Posted March. 01, 2008 03:21,   


When an opposition party lawmaker asked Culture Minister-designate Yu In-chon which part of Wanju, North Jeolla Province he was born during Wednesday’s confirmation hearings, Yu replied, “I’m not sure.”

What an absurd and comical moment it was.

When the list of 15 minister nominees was announced, Cheong Wa Dae said three of them, including Yu, were from Honam, which includes the Jeolla provinces. However, Yu said, of his own accord, that he doesn’t even know where in Wanju he was born and that he considers himself a native of Seoul. The government’s announcement, which was made in an attempt to avoid the criticism that not enough ministers were nominated from Honam, only resulted in further upsetting the people of that region.

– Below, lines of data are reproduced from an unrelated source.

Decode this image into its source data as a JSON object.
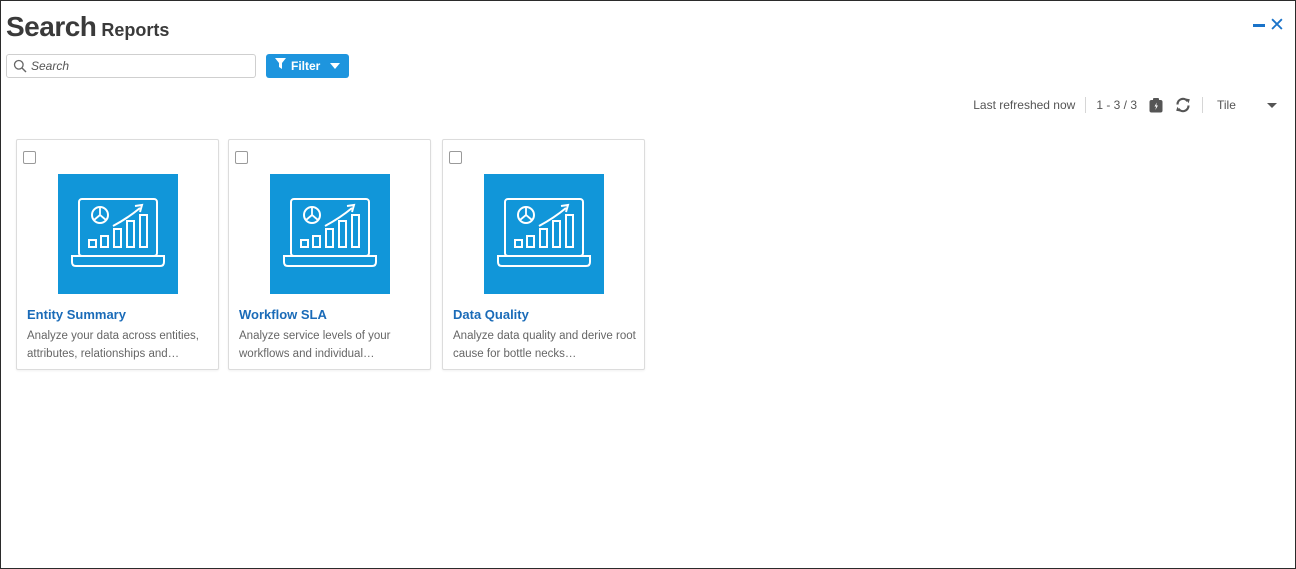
{
  "header": {
    "title": "Search",
    "subtitle": "Reports"
  },
  "search": {
    "placeholder": "Search",
    "value": ""
  },
  "filter": {
    "label": "Filter"
  },
  "toolbar": {
    "refreshed_text": "Last refreshed now",
    "range_text": "1 - 3 / 3",
    "view_mode": "Tile"
  },
  "colors": {
    "accent": "#1e95de",
    "tile_image_bg": "#1196d9",
    "link": "#1a6bb8"
  },
  "tiles": [
    {
      "title": "Entity Summary",
      "description": "Analyze your data across entities, attributes, relationships and…",
      "icon": "analytics-laptop-icon"
    },
    {
      "title": "Workflow SLA",
      "description": "Analyze service levels of your workflows and individual…",
      "icon": "analytics-laptop-icon"
    },
    {
      "title": "Data Quality",
      "description": "Analyze data quality and derive root cause for bottle necks…",
      "icon": "analytics-laptop-icon"
    }
  ]
}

The appointment of presidential secretaries and cabinet ministers has been coined by new catch phrases. Some good examples are the “KSC Line” which refers to “Korea University - Somang Presbyterian Church – City Hall,” and the “RMPG Cabinet” which means “Rich Ministers with Properties in Gangnam.” Given that the justice minister, the top public prosecutor, chief of police, the senior presidential secretary for civil government, and the chief of the national intelligence agency are all from Yeongnam, which includes the Gyeongsang provinces, some call this the “Yeongnam Justice Fraternity Line.”

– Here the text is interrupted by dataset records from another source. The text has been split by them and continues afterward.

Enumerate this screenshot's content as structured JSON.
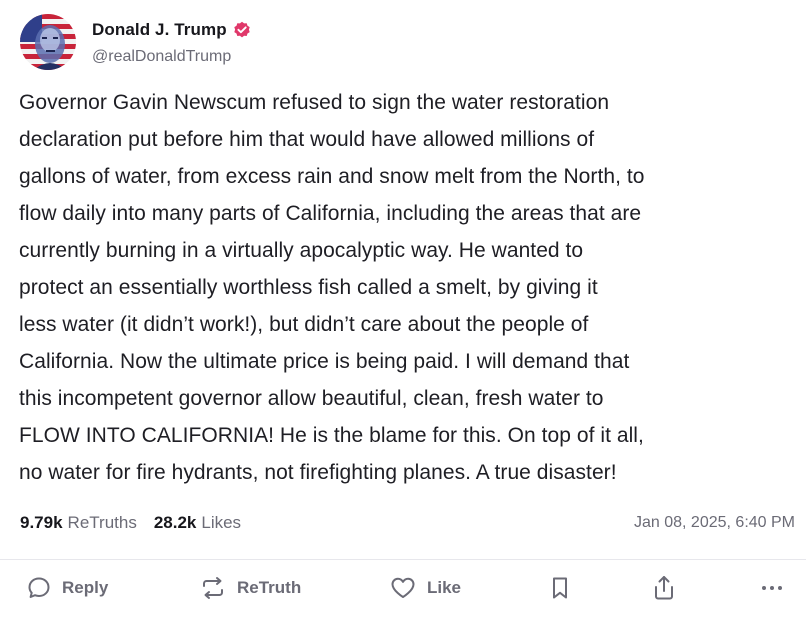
{
  "author": {
    "display_name": "Donald J. Trump",
    "handle": "@realDonaldTrump",
    "verified": true,
    "verified_color": "#e0386a"
  },
  "post": {
    "text": "Governor Gavin Newscum refused to sign the water restoration\ndeclaration put before him that would have allowed millions of\ngallons of water, from excess rain and snow melt from the North, to\nflow daily into many parts of California, including the areas that are\ncurrently burning in a virtually apocalyptic way. He wanted to\nprotect an essentially worthless fish  called a smelt, by giving it\nless water (it didn’t work!), but didn’t care about the people of\nCalifornia. Now the ultimate price is being paid. I will demand that\nthis incompetent governor allow beautiful, clean, fresh water to\nFLOW INTO CALIFORNIA! He is the blame for this. On top of it all,\nno water for fire hydrants, not firefighting planes. A true disaster!"
  },
  "stats": {
    "retruths_count": "9.79k",
    "retruths_label": "ReTruths",
    "likes_count": "28.2k",
    "likes_label": "Likes",
    "timestamp": "Jan 08, 2025, 6:40 PM"
  },
  "actions": {
    "reply_label": "Reply",
    "retruth_label": "ReTruth",
    "like_label": "Like",
    "bookmark_icon": "bookmark-icon",
    "share_icon": "share-icon",
    "more_icon": "more-icon"
  },
  "colors": {
    "text": "#1e1e24",
    "muted": "#6b6b76",
    "divider": "#e7e7ec",
    "accent": "#e0386a"
  }
}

Previous administrations were also criticized for regionally unbalanced appointments of government officials. Some of them were labeled the “TK (Taegu, North Gyeongsang Province) Administration,” “PK (Busan, South Gyeongsang Province) Administration” and “Honam Administration.” However, even those administrations carried out personnel changes based on regional balance when they picked the prime minister or other ministers and heads of powerful government agencies. When former governors were elected presidents in the U.S., the terms “Georgia Association,” “Arkansas Association,” and “California Association” emerged, raising concerns that governors-turned presidents hired too many staff members and aides that worked in the governor’s office. Although this is quite true with presidential secretaries, a considerable number of cabinet ministers were selected to strike a regional balance.

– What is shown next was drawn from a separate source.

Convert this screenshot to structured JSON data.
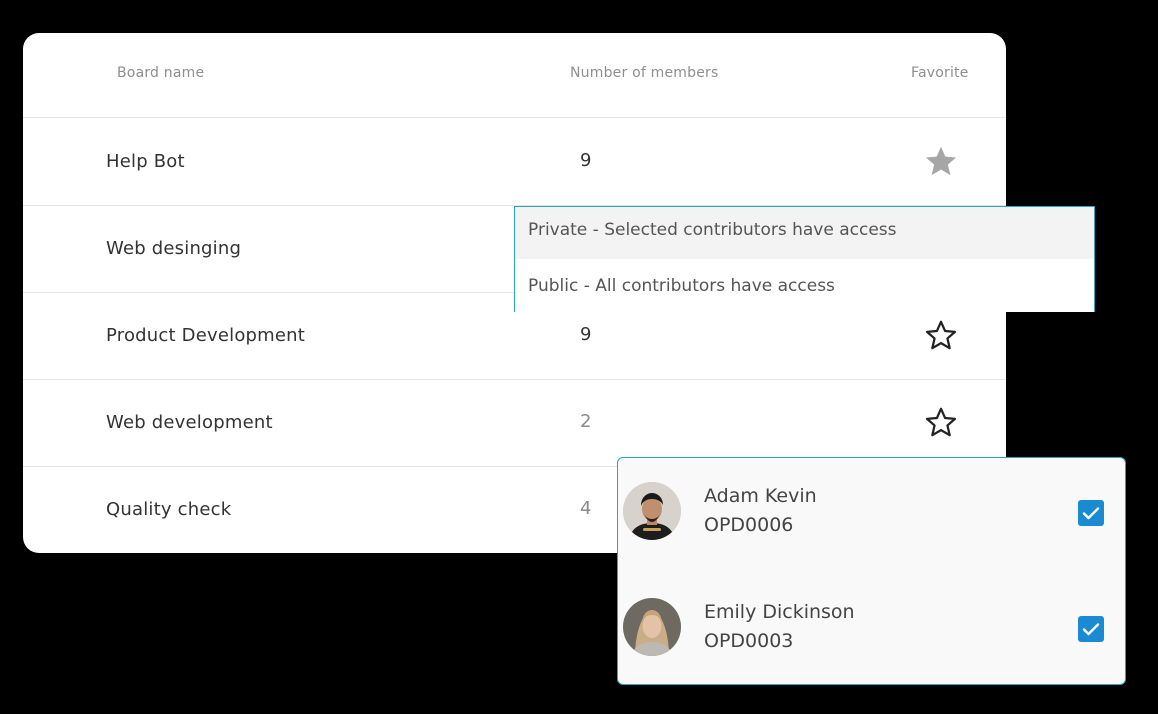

Personnel appointment that tries to strike a regional balance is a political act that symbolically displays the government’s willingness to remove regionalism and to seek national unity. President Lee Myung-bak said, “I don’t appoint people based on blood, geography or academic ties. That’s not my style.” However, his personnel appointments have been far different from his words. Cheong Wa Dae makes the excuse that this is the result of a merit-based system. However, it may offend non-Yeongnam figures as it suggests that competent people only come from Yeongnam. The president should display political tact and begin to appoint top-ranking officials based on regional balance.